THE ESCALADE KEPT pace with the fourteen-year-old girl until she finally stopped and turned to glare at the woman behind the wheel.

“Shouldn’t you be engaged in a deadly shoot-out down by the San Pedro docks or something?” the girl asked.

FBI special agent Nicole “Nicky” Gordon glared right back at the girl. “They canceled all the deadly shoot-outs for today. So I decided to give you a ride home instead.”

“That was very kind of the international drug-dealing community,” the girl replied. She remained a few feet from the Escalade.

“Come on, what are you waiting for?”

“Leave me alone, stalker!”

Nicky flinched, then cracked a wide smile. It was a silly game they’d played since… well, forever. “Will you get in already, you goofball?”

Nicky’s daughter, Kaitlin, opened the door, flung her loaded backpack into the rear seat with expert aim and gracefully spun herself into the passenger seat.

She was a natural athlete, like her mother.

Though in terms in height, Kaitlin favored her father.

When Nicky hugged her daughter these days, she had to be careful her forehead didn’t slam into the kid’s chin.

Nicky steered the Escalade away from the Girls Academic Leadership Academy—GALA—hoping to get ahead of traffic.

But who was she kidding? This was LA. There was no getting ahead of anything, not at this hour.

She checked the time on her dash—3:31 p.m. If the traffic gods smiled on her, they could make it to the Santa Monica Pier by four thirty or so.

Although this appeared to be an impromptu Hey, I was just in the neighborhood pickup, Nicky had been planning it for a while now.

She headed west on Olympic. So far, so good.

“How do you feel about dinner at the Old Maid?” Nicky asked as if it were the most casual of questions.

“Mom.”

“Yes, honey?”

“Just tell me what’s going on. I don’t need a bribe.”

Of course Kaitlin had immediately seen through the ruse.

“The Old Maid” was their nickname for the Mermaid on the Pier, a favorite of Kaitlin’s since she was a toddler.

The early black-and-white Dennis Hopper movie Night Tide was largely shot in that location, which thrilled them both when they’d caught it late one night on cable.
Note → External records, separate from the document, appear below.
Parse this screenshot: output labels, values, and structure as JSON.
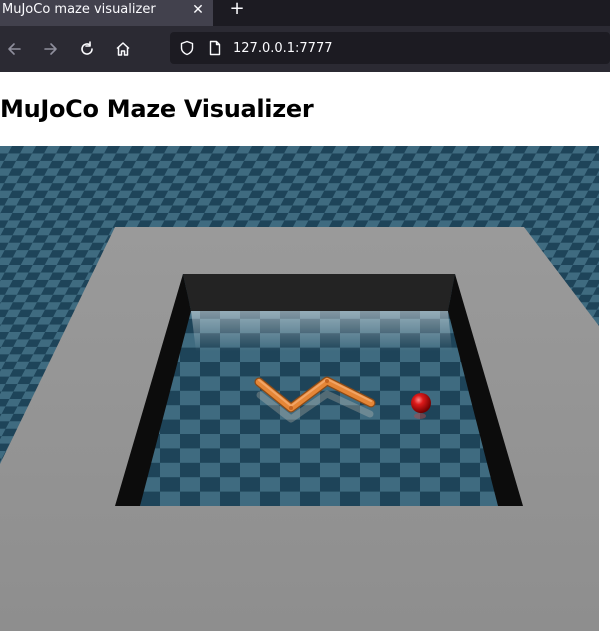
{
  "browser": {
    "tab_title": "MuJoCo maze visualizer",
    "tab_close_icon": "close-icon",
    "new_tab_icon": "plus-icon",
    "nav_icons": [
      "back-arrow-icon",
      "forward-arrow-icon",
      "reload-icon",
      "home-icon"
    ],
    "url": "127.0.0.1:7777",
    "url_icons": [
      "shield-icon",
      "page-icon"
    ]
  },
  "page": {
    "title": "MuJoCo Maze Visualizer"
  },
  "scene": {
    "description_icon": "3d-viewport",
    "colors": {
      "floor_dark": "#1e4459",
      "floor_light": "#3f6b80",
      "platform": "#999999",
      "wall": "#111111",
      "robot": "#e07f32",
      "target": "#cc1111"
    }
  }
}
They had a running joke about killer mermaids swarming the place and pistol-packing Nicky saving the day.

“Nothing is going on,” Nicky said.

“Didn’t the FBI teach you special agents how to lie?”

Nicky fought hard to suppress a smile. “I’m not lying. Nothing’s going on… yet .”

“Mm-hmm.”

Nicky had been planning this conversation for weeks, but she still found herself at a loss for words. This wasn’t how she’d imagined it playing out. And she very much needed to sell Kaitlin on this in the right way, because she couldn’t do it without her daughter’s support.

How would you feel about your mom becoming the first female director of the Federal Bureau of Investigation someday?

Granted, the position was an appointment of the highest level, subject to the political needs of the sitting president and requiring the support of the US Senate.

But according to John Scoleri, her boss and mentor at the LA field office, there was a specific career path that could maximize her chances.

“Take the right steps within the Bureau,” John had told her, “put yourself at the center of a few high-profile cases, and you can get on a very short list.”

Nicky Gordon had secretly dreamed of becoming director, but she’d never said it out loud.

It spoke to Assistant Director Scoleri’s powers of intuition that he’d figured it out.

Maybe it was just a motivation tactic. But she knew this about him: He wasn’t a bullshitter.

If he said this was the way, he could back that up.

But this incredibly tempting career path came with a heavy price.

It meant starting on that track right freaking now .

It meant hopping from one field office to another all across the country and dragging along her daughter (who absolutely adored GALA and her many friends at the school).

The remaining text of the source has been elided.